とんぷく

 「頓服」と書く。

 医者にもらう薬のことを祖父母はこう呼んでいた。しかし、父母がそう呼ぶのを聞いたことはない。なので、わたしもそう呼んだことはない。

 広辞苑を引いてみると、〝分服でなく、その時1回に服用すること。また、その薬剤〟とある。つまり、1回分が包まれた薬のことを頓服と呼んでいたようだ。ビンに入った錠剤や、龍角散のように匙で必要分をすくって飲むようなものは頓服とは呼ばない。

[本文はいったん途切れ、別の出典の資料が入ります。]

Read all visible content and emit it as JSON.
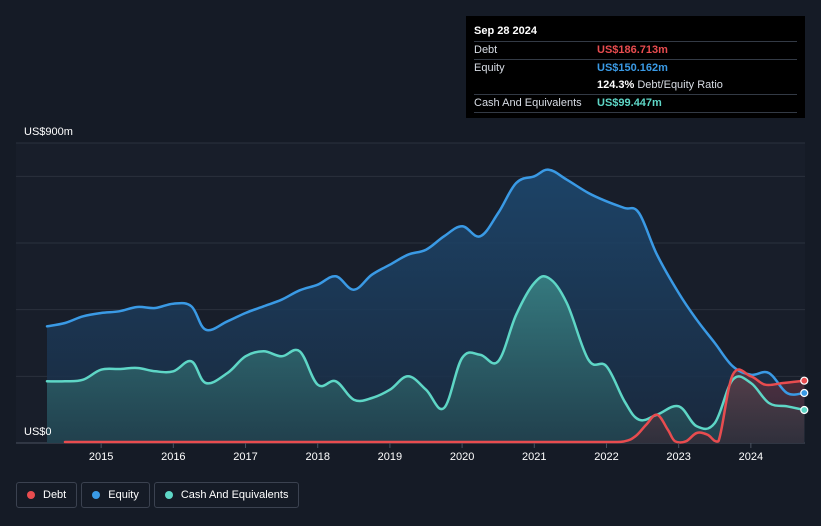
{
  "chart_data": {
    "type": "area",
    "ylabel_top": "US$900m",
    "ylabel_bottom": "US$0",
    "ylim": [
      0,
      900
    ],
    "xlim": [
      2014.25,
      2024.75
    ],
    "grid": true,
    "legend_position": "bottom-left",
    "x_ticks": [
      2015,
      2016,
      2017,
      2018,
      2019,
      2020,
      2021,
      2022,
      2023,
      2024
    ],
    "x_tick_labels": [
      "2015",
      "2016",
      "2017",
      "2018",
      "2019",
      "2020",
      "2021",
      "2022",
      "2023",
      "2024"
    ],
    "series": [
      {
        "name": "Debt",
        "color": "#e84c4f",
        "x": [
          2014.5,
          2015.0,
          2016.0,
          2017.0,
          2018.0,
          2019.0,
          2020.0,
          2021.0,
          2022.0,
          2022.25,
          2022.4,
          2022.55,
          2022.7,
          2022.85,
          2022.95,
          2023.1,
          2023.25,
          2023.4,
          2023.55,
          2023.75,
          2024.0,
          2024.2,
          2024.45,
          2024.74
        ],
        "values": [
          3,
          3,
          3,
          3,
          3,
          3,
          3,
          3,
          3,
          5,
          20,
          55,
          85,
          40,
          5,
          5,
          30,
          25,
          5,
          205,
          200,
          175,
          180,
          187
        ]
      },
      {
        "name": "Equity",
        "color": "#3a9ae5",
        "x": [
          2014.25,
          2014.5,
          2014.75,
          2015.0,
          2015.25,
          2015.5,
          2015.75,
          2016.0,
          2016.25,
          2016.45,
          2016.75,
          2017.0,
          2017.25,
          2017.5,
          2017.75,
          2018.0,
          2018.25,
          2018.5,
          2018.75,
          2019.0,
          2019.25,
          2019.5,
          2019.75,
          2020.0,
          2020.25,
          2020.5,
          2020.75,
          2021.0,
          2021.2,
          2021.45,
          2021.75,
          2022.0,
          2022.25,
          2022.45,
          2022.7,
          2023.0,
          2023.25,
          2023.5,
          2023.75,
          2024.0,
          2024.25,
          2024.5,
          2024.74
        ],
        "values": [
          350,
          360,
          380,
          390,
          395,
          408,
          405,
          418,
          410,
          340,
          365,
          390,
          410,
          430,
          458,
          475,
          500,
          460,
          505,
          535,
          565,
          580,
          620,
          650,
          620,
          690,
          780,
          800,
          820,
          790,
          750,
          725,
          705,
          690,
          565,
          450,
          370,
          300,
          230,
          205,
          210,
          150,
          150
        ]
      },
      {
        "name": "Cash And Equivalents",
        "color": "#5ed6c6",
        "x": [
          2014.25,
          2014.5,
          2014.75,
          2015.0,
          2015.25,
          2015.5,
          2015.75,
          2016.0,
          2016.25,
          2016.45,
          2016.75,
          2017.0,
          2017.25,
          2017.5,
          2017.75,
          2018.0,
          2018.25,
          2018.5,
          2018.75,
          2019.0,
          2019.25,
          2019.5,
          2019.75,
          2020.0,
          2020.25,
          2020.5,
          2020.75,
          2021.0,
          2021.2,
          2021.45,
          2021.75,
          2022.0,
          2022.25,
          2022.45,
          2022.7,
          2023.0,
          2023.25,
          2023.5,
          2023.75,
          2024.0,
          2024.25,
          2024.5,
          2024.74
        ],
        "values": [
          185,
          185,
          190,
          220,
          222,
          225,
          215,
          215,
          245,
          180,
          210,
          260,
          275,
          260,
          275,
          175,
          185,
          130,
          135,
          160,
          200,
          160,
          105,
          255,
          265,
          245,
          385,
          480,
          495,
          420,
          250,
          230,
          125,
          70,
          85,
          110,
          50,
          60,
          190,
          180,
          120,
          110,
          99
        ]
      }
    ]
  },
  "tooltip": {
    "date": "Sep 28 2024",
    "debt_label": "Debt",
    "debt_value": "US$186.713m",
    "equity_label": "Equity",
    "equity_value": "US$150.162m",
    "ratio_value": "124.3%",
    "ratio_text": "Debt/Equity Ratio",
    "cash_label": "Cash And Equivalents",
    "cash_value": "US$99.447m"
  },
  "legend": {
    "items": [
      {
        "label": "Debt",
        "color": "#e84c4f"
      },
      {
        "label": "Equity",
        "color": "#3a9ae5"
      },
      {
        "label": "Cash And Equivalents",
        "color": "#5ed6c6"
      }
    ]
  }
}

 近ごろは医薬分離が進んでいるが、それまでは医者も薬を処方した。粉薬は1回分を四角い紙に乗せ、対角線を追って三角形を造り、端っこ折り曲げ、両端を折り返して……、と糊も鋏も使わずに包んでいた。

 白い紙と赤い紙があったように思う。どう違うのかわからないが、なんとなく赤い紙のほうが重大な薬が入っているような気がしていた。

 糊と鋏を使っていないから、開くのも簡単。順にほどいていけばよい。そのあと、再度包むのも簡単。折り跡を順に折っていけばよい。

 なので、医者が包んだあと、だれかがほどいて劇薬を混ぜ、知らん顔をして元通りに包んでおくことも可能。安易な探偵小説のトリックにもなる。

 いまはこんな包みかたはまったく目にしない。薬局で調合する薬も、1回分を四角い袋へ容れ、機械で封印している。第三者が異物を混入することは困難(注射器などで挿入することはできるかも)。

 解いたり包みなおしたり、で覚えた折りかたもすっかり忘れてしまった。